Later, dolls became icons, taking the place of paintings, Calkins said. They only represent positive forces, including joy, beauty, and good health. "When a Japanese gives a doll to somebody it has a very strong meaning," he noted. "They are often displayed in the traditional tatami or alcove room of a Japanese home."

Calkins pointed out a display from the recent "Doll Festival" or "Girl's Day," a popular holiday traditionally observed on the third day of the third month of the year. "Girls dress up in their best kimonos," Calkins said. "And every family displays all their dolls."

For "Boy's Day," on May 5, dolls dressed in miniature samurai armor wear a serious, determined expression depicting bravery. And a carp-shaped pennant, or kite, is flown above every house that is home to male children.

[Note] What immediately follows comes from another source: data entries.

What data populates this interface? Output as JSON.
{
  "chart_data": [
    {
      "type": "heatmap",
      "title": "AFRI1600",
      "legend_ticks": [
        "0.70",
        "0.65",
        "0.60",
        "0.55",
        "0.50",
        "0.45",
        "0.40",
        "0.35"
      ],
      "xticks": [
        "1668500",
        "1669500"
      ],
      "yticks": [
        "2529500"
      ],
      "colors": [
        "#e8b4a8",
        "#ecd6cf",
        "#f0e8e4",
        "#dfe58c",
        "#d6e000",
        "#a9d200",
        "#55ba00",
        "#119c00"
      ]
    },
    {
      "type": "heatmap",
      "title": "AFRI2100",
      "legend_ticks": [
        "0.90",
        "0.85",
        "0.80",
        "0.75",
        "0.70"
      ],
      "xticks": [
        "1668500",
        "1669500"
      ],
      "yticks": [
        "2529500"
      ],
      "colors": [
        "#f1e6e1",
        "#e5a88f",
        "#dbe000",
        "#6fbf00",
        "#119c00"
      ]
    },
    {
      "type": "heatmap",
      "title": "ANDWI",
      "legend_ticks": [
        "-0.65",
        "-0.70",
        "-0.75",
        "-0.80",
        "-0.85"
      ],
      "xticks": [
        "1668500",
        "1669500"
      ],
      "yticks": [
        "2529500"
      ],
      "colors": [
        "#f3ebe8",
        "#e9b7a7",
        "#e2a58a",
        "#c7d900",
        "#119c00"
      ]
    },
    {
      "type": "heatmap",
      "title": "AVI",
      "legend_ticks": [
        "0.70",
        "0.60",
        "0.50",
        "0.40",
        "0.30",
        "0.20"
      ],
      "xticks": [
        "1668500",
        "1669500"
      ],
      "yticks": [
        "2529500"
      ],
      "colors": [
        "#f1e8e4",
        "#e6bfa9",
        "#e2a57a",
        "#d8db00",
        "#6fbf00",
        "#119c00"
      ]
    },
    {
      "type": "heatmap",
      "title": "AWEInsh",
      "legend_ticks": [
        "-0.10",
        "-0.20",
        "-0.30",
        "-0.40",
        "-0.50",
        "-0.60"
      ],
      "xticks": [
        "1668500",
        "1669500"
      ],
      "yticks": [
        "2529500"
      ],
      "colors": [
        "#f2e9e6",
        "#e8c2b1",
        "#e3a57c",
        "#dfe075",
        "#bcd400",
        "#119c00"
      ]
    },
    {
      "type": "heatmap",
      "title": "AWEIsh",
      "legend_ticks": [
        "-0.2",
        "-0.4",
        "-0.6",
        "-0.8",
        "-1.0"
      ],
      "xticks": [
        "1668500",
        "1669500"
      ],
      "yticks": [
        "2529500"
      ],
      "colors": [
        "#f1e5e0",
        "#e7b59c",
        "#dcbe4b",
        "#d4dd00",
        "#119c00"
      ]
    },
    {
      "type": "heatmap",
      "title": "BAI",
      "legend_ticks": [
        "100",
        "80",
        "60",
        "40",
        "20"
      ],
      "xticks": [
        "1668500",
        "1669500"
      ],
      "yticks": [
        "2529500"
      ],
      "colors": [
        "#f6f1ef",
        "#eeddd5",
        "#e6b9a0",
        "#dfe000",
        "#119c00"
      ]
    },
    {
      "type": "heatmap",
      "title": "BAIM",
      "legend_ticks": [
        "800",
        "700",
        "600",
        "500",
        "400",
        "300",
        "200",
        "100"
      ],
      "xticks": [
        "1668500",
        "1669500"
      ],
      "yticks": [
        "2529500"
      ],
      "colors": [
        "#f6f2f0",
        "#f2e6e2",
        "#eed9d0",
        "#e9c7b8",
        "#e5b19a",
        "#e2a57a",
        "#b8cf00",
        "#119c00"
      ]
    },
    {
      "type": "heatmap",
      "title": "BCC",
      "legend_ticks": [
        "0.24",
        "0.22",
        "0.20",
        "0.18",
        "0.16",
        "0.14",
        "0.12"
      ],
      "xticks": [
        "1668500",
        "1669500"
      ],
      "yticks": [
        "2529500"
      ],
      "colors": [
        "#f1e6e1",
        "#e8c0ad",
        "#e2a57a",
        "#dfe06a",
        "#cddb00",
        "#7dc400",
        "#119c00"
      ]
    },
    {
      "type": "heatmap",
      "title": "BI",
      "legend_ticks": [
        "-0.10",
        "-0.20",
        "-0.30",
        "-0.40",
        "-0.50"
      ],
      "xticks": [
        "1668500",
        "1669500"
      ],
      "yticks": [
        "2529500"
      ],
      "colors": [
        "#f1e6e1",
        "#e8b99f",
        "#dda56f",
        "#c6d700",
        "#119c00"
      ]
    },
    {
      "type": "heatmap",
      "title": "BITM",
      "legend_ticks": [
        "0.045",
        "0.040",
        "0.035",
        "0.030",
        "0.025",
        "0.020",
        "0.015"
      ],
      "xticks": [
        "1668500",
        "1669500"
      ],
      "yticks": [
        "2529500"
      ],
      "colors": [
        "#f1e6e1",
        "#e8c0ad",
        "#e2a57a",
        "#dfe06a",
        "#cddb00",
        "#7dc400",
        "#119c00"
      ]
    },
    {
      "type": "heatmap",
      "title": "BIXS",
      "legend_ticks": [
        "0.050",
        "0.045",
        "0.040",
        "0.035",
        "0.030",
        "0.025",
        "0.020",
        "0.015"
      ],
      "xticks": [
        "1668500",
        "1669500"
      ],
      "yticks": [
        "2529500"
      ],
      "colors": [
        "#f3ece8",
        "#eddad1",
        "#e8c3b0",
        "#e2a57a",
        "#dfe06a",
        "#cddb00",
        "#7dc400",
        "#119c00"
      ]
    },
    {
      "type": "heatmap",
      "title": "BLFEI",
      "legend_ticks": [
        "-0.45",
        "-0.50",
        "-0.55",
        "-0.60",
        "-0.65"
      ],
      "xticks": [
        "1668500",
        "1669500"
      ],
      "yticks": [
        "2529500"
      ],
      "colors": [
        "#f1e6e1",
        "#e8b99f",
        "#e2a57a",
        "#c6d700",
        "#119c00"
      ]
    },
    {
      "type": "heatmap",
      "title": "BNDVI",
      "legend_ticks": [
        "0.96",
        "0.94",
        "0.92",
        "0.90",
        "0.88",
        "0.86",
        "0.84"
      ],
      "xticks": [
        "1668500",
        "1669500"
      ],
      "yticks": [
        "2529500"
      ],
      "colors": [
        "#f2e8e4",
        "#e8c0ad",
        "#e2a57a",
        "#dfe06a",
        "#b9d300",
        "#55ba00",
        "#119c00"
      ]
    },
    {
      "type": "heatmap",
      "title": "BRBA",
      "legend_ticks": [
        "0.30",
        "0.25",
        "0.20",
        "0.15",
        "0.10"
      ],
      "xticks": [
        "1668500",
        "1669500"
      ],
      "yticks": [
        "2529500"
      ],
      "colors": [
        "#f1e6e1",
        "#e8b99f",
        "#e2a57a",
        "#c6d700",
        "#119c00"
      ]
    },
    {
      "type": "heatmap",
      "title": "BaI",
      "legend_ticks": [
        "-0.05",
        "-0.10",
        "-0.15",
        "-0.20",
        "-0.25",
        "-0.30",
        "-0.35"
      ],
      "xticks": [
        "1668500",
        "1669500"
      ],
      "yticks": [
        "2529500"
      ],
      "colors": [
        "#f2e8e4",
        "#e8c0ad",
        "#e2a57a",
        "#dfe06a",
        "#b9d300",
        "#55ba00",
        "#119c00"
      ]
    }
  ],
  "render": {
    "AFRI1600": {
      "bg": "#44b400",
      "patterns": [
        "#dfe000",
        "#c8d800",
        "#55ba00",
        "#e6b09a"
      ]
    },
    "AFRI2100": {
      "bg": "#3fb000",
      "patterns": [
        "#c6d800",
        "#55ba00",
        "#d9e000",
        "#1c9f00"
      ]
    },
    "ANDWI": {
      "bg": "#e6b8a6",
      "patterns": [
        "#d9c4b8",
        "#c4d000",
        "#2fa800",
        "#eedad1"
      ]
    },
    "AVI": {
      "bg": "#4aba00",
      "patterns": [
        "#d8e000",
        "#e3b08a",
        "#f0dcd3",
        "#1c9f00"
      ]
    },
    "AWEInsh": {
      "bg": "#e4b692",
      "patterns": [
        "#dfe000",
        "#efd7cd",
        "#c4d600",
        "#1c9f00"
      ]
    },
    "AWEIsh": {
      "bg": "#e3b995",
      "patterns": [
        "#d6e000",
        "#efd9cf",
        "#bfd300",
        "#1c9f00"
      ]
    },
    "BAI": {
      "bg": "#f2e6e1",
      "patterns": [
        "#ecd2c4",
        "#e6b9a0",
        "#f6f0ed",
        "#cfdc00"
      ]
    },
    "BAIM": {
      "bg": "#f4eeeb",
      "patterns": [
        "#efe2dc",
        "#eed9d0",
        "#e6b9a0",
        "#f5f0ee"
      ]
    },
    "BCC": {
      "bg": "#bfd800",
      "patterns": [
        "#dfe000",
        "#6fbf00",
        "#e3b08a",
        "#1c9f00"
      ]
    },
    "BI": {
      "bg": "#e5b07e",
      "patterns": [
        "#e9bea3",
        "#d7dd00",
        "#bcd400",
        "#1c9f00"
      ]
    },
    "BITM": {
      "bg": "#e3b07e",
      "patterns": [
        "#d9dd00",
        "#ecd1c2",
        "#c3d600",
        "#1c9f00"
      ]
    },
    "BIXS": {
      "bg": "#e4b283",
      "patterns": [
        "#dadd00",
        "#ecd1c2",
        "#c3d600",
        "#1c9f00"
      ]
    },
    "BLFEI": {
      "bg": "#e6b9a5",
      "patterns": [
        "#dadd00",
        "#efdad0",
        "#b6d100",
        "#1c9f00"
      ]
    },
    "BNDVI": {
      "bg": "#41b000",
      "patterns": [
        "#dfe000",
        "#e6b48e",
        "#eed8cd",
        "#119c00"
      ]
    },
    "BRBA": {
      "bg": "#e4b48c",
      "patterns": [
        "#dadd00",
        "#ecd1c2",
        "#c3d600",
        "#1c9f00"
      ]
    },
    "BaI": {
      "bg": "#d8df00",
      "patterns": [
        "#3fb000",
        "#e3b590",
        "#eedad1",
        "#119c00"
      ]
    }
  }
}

Calkins stopped at a shelf containing boy- and girl-style Ichimatsu dolls, the most common and popular category of Japanese doll. "These originated from the Kabuki theater," he said, indicating two lion dancers sporting orange and white manes. "It was originally all men, and some dressed as women," he added.

The dolls represent various postures. And many hold items including fans, umbrellas or a musical instrument. But a leather cap in the outstretched hand of a bald monk is unique. "Ikkyu-San, the Smart Priest, is one of my favorites. I rub his head when I'm in here to help my own brain," Calkins said, laughing.

Calkins takes great delight in telling the legend: A master monk kept a special pot of honey that purportedly acted as medicine for a strange illness he was suffering. Before leaving on a trip, the monk warned that anyone who ate the honey would die. When he returned, however, the Smart Priest confessed that he had eaten the honey but somehow had survived. The Smart Priest went on to justify his crime to the monk by claiming he had accidentally broken the monk's favorite vase and was so filled with remorse that he ate the honey in hopes that he would die.

Not all the dolls are as clever as Ikkyu-San. But they are all made the same way. Their bodies are wood. ("Traditionally the heads were made from a mixture of sawdust and ground sea shells," he said.) And their heads, hands and feet are porcelain that is polished with a special leaf to produce a white to pinkish luster. Expressions are painted by hand. And the luxurious silk clothes are hand-sewn. Silk has replaced human hair for the wigs.

Calkins said his wife's conversations with the dolls point to dolls' revered position in Japanese culture.

"I use a doll that was damaged in a warehouse fire to show people how they are made," Calkins said. "But when my wife comes to the store, she talks to her, commiserates and arranges her hair, saying 'You poor thing. You lost all your friends.' She really gets emotional because to the Japanese, dolls are not something you have for awhile and then sell on a garage sale. They keep their dolls forever and pass them on from mother to daughter for generations."